First of all, Björn Schmelzer discusses the title in relation to both actual portraits of De Rore & an image by Dürer (with the "actual" starved dog), as well as in relation to notions of "divine" artistry applied (not for the first time) in the sixteenth century, e.g. especially to Michelangelo.

The program focuses on Rore's madrigals, but also includes secular motets, a hybrid genre of the period with similar themes & expressivity, and divides his output into three phases. They also approach the singing without diminutions, and so despite some instrumental accompaniment, produce a rather austere reading: Yet this is precisely a reading that illuminates Rore's previously unprecedented emotional range.

I've generally found Schmelzer's interpretations to be thought provoking, and as the forgoing remarks suggest, this is no exception. It's also not unusual for me to be drawn more to interpretations of later music by musicians who have mostly worked with earlier music — rather than the other way around — and Graindelavoix bring a firm fifteenth century (& even Ars Antiqua) footing to this mid-sixteenth century repertory. From the perspective of a medievalist this music is indeed late, but from a perspective critiquing Western global imperialism (the world-defining activity of the historical "modern era" per se), it's early: One can note the (relatively novel, then, to become more common with Monteverdi et al.) turn to imperial (Greek & Roman) antiquity for themes & inspiration, and one can ponder the emotionality (differing from the relatively staid previous couple of generations) in response to world conquest. Rore was writing a couple of generations after the epochal change announced by Columbus' voyage — barely longer than we are now from the end of the modern era (by my rough periodization, as e.g. articulated elsewhere) — and so one can further note the uncertainty, the tragedy, the interrogation of hubris & anguished human feeling deriving from the antique thematic material.

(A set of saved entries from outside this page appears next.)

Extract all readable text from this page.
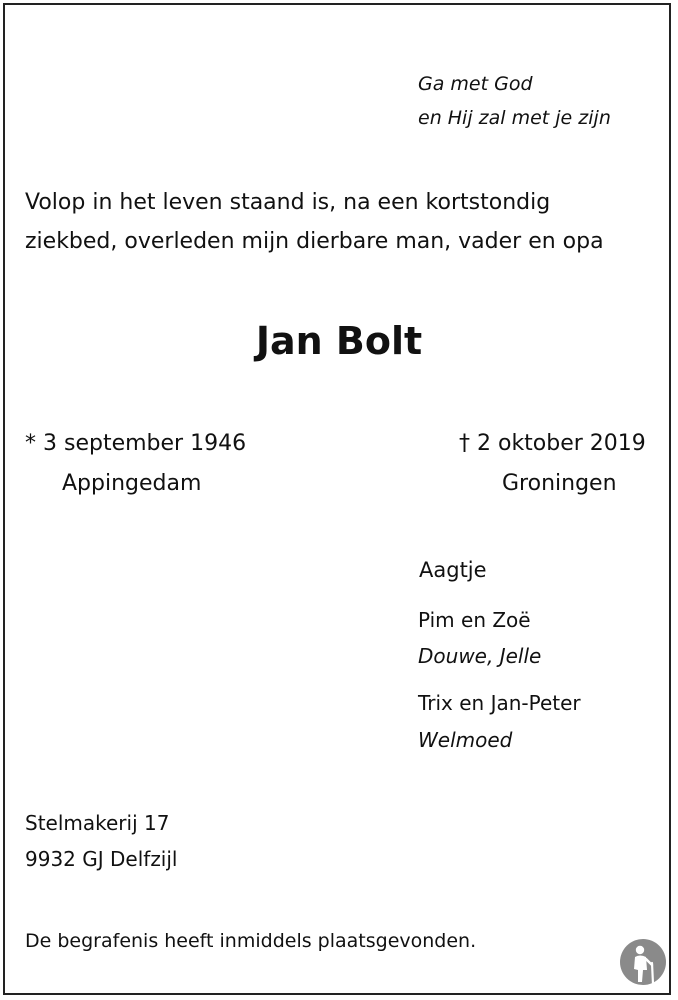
Ga met God
en Hij zal met je zijn
Volop in het leven staand is, na een kortstondig
ziekbed, overleden mijn dierbare man, vader en opa
Jan Bolt
* 3 september 1946
Appingedam
† 2 oktober 2019
Groningen
Aagtje
Pim en Zoë
Douwe, Jelle
Trix en Jan-Peter
Welmoed
Stelmakerij 17
9932 GJ Delfzijl
De begrafenis heeft inmiddels plaatsgevonden.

Such an orientation is in sharp contrast to the feelings of mastery that would be consolidated with the so-called "enlightenment," i.e. the era of the subsequent "classical period" in musical terms, and is moreover prior to the regularization of rhythm e.g. via bar lines (definitively with Corelli), not to mention the (anti-polyphonic) hierarchical rigidity of recitative-continuo style. One can in turn note the impetus toward elitism deriving from these neo-imperial concerns, not only the far-flung dramatic material (that would soon manifest even more spectacularly in the "opera" genre, particularly as it came to emphasize the soloist), but the separation of "the composer" from humanity more generally — as implicitly traced by Schmelzer's discussion of divinity. (And indeed the rise of portraiture per se in this period marks a rethinking of the subject in modern terms.)

In other words, this music retains the feel of a newly globalized class structure becoming intensified & yet still distended — much as now: This is music of extremes (articulated quite persuasively by Schmelzer & his group), with nothing cute or quaint. It traces a human tragedy that the "divine" De Rore was still able to feel directly — if articulate indirectly. (There is nothing of the smug perfection of e.g. Mozart here, although one might also contrast the systemization of musical affect by e.g. Marini, writing only fifty years after Rore.) This is dangerous music, without a (conceptual) net, and so some of the most dynamic to witness & grapple with the early modern (epochal) transition.